医師国家試験合格率は地方国立大が大健闘
今回、新卒・既卒を含めた総合合格率で100%だった産業医科大学は偏差値では24位。自治医科大学は30位。大阪医科大学は34位だ。新卒合格率が100%だった和歌山県立医科大学は偏差値18位、北海道大学は24位、福井大学に至っては66位だ。北海道大学は旧帝国大学の威信を保った。

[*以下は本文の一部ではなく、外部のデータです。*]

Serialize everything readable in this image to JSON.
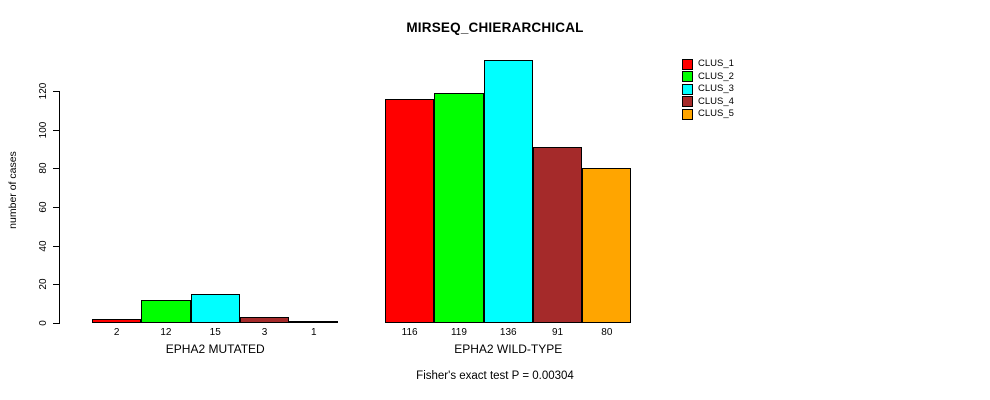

ほかに特筆すべきなのは、偏差値22位の山梨大学が、総合ランキング8位。国公私立別ランキングで2位と健闘している。そして、偏差値では68位という秋田大学が12位、3位と大健闘。私立では偏差値82位と最下位の川崎医科大学が、出願者数に対する受験者数が90%未満とはいうものの、15位、9位と大健闘している。
2020年に限らず、近年の特徴として気づくのは、かつて、評論家の大宅壮一氏が「駅弁大学」と評した地方の国立大学が健闘している点だ。 秋田大学、岐阜大学、福井大学、香川大学などがその例だ。旧帝国大学に勝っている。
ただし、その同じ地方大学でも、その近隣県の大学同士で、なぜか順位に差が出ている場合がある。たとえば、山陰では、偏差値49位の鳥取大学が31位、12位であるのに対して、偏差値57位のお隣の島根大学は70位、38位と奮わない。偏差値49位と同じ順位の香川大学と高知大学では、それぞれ23位と8位、64位と33位という差が出ている。
さらに、旧帝国大学の次に序列される旧六大学(新潟、岡山、千葉、金沢、長崎、熊本)のうち、千葉大学は16位と4位と健闘したが、岡山大学と熊本大学は、それぞれ、71位と39位、79位と43位とかなりの下位に甘んじた。
なぜなのだろう。その分析と対策は、各大学の受験指導にお任せするが、ある医学部OBのサイトを読んでいたら、次のような内容を目にした。
「医師国家試験合格率は、自由度の高い校風の大学で成績が伸びている」
それ以外の要因としては、自習環境など学内設備を整えている大学、CBT(医学部4年生が受けるコンピュータによる共通試験)を3年時に繰り上げるなど、医師国家試験対策のためのカリキュラム改革に力を入れているといったことがあるらしい。
これは医学部志望者にとっては、受験前のガイダンスで聞くべきポイントとしては見逃せないだろう。さまざまな要因をじっくりと研究してから医学部選びをすることは重要と言えそうだ。
と、ここまで医師国家試験ランキングの話に終止してきたが、よくよく考えると、合格率は、最下位の帝京大学でも79.4%(新卒86.2%)とほぼ8割だ。80医学部(新設の東北医科薬科大と国際医療福祉大学の2校はまだ受験生がいない)で、それほど遜色があるとは思えない。
もちろん先述したとおり、在籍者数と出願者数と受験者数の関係は気になるが、偏差値下位の私立大学でも、近年では、臨床実績に長けた医師を教授に招聘し、その指導・薫陶を受けた優秀な医師が育っている。そこから生え抜きの教授・准教授になっている人も増え、後進の指導にあたっている。
実際、私が取材しているなかでも、偏差値下位の医学部附属病院で、そういう優秀な医師に出会うことが多い。
その他にも、カリキュラムの充実を図り、学内設備、教育方針の拡充など、学生が学生生活のモチベーションを上げる努力をし、成果をあげている大学は多いはずだ。そういう大学の附属病院やその関連病院は、医師臨床研修マッチングでも上位に入っている。
それらを考慮すると、高校時代の成績によって、単に偏差値の高い医学部に入るのが賢明かどうかはよく考えるべきだと思う。医学部でいかに充実した6年間を過ごせて、医師国家試験合格後にどういう道を選択するかを考える方が重要なのではないだろうか。
来たる2021年2月6日、7日には、2021年の医師国家試験が実施される。合格発表は3月16日。来年はどのような結果になるのか、今から注目したい。